Fabrication of semiconductor integrated circuits and flat panel displays involves numerous processes, such as etching, chemical vapor deposition, sputtering and cleaning, which are performed on semiconductor and flat panel display substrates. Each of these processes may be performed using a different single processing tool, i.e., a tool that performs a single fabrication process. Since multiple fabrication processes must be performed, the substrates must be transferred from one processing tool to the next, which exposes the substrates to potential contamination. In addition, transferring substrates between different processing tools increases the overall processing time.

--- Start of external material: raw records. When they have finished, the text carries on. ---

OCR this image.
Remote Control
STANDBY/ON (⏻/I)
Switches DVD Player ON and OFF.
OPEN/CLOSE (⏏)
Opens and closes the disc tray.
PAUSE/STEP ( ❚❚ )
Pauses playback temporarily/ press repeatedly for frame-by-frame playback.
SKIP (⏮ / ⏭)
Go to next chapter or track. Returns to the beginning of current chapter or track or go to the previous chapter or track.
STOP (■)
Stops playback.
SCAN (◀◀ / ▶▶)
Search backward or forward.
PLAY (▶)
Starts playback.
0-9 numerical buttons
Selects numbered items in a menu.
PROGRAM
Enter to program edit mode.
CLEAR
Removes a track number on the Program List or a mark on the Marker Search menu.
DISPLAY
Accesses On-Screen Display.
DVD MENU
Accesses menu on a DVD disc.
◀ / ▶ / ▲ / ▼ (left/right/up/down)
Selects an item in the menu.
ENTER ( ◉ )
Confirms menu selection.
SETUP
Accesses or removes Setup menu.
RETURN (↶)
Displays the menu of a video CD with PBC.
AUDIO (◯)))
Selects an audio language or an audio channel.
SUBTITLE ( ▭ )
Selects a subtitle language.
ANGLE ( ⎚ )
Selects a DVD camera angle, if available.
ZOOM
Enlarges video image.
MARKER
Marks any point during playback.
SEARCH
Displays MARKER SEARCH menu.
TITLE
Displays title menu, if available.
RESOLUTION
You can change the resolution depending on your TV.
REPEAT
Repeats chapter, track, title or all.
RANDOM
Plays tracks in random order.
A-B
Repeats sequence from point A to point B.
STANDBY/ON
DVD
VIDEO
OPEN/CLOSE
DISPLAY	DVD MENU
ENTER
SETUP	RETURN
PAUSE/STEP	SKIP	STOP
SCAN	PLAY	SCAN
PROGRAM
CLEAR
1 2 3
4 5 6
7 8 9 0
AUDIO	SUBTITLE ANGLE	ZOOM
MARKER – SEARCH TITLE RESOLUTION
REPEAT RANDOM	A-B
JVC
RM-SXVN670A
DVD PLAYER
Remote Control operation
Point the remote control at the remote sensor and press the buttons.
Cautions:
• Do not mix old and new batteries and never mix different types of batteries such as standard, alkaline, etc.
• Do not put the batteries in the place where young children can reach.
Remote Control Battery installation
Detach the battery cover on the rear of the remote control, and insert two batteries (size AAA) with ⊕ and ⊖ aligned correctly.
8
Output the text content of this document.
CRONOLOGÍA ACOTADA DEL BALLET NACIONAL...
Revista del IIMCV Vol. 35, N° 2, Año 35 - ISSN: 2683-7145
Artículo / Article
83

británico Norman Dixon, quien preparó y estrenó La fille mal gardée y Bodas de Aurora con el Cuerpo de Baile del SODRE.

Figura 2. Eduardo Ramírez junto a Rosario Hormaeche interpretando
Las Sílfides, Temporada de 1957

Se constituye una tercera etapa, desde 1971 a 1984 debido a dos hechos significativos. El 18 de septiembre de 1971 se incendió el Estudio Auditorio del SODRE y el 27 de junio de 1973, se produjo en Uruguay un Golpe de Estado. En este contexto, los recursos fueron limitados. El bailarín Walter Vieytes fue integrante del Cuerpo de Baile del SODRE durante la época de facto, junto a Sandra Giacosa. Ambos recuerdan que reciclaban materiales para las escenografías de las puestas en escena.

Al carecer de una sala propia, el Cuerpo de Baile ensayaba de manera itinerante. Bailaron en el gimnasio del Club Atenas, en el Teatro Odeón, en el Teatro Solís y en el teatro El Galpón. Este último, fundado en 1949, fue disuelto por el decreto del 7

Consequently, multiple processing tools have been developed that can perform multiple fabrication processes. A multiple processing tool, which is typically known in the semiconductor and FPD industry as a “cluster tool”, includes multiple process chamber units arranged in a circular pattern connected to a single vacuum transfer chamber with one vacuum transfer robot to transfer substrates between the multiple process chamber units and single or dual load lock chambers. Since substrates are transferred within a single tool for different fabrication processes, the potential for contamination is reduced. In addition, the substrates can be more quickly transferred between process chamber units, which reduces the overall processing time.
A concern with conventional multiple processing tools is that system performance and reliability are greatly reduced by potential failure of the single vacuum transfer robot located inside the vacuum transfer chamber. Although fabrication processes can be continued by the vacuum process chamber units, the failure of the vacuum transfer robot limits the transferring of the substrates thereby causing system downtime. However, there are also conventional tools in which the transfer robots are located in an atmospheric environment while the process chamber units perform fabrication processes in a vacuum environment. Thus, in these multiple processing conventional tools, a vacuum environment must be created repeatedly in some of these process chamber units when substrates are transferred into and out of the process chamber units. This increases complexity and manufacturing cost of these multiple processing tools, as well as the overall processing time.
Thus, there is a need for an apparatus and method for processing substrates that reduces the complexity and manufacturing cost of the apparatus, as well as the overall processing time, while increasing system reliability and up-time.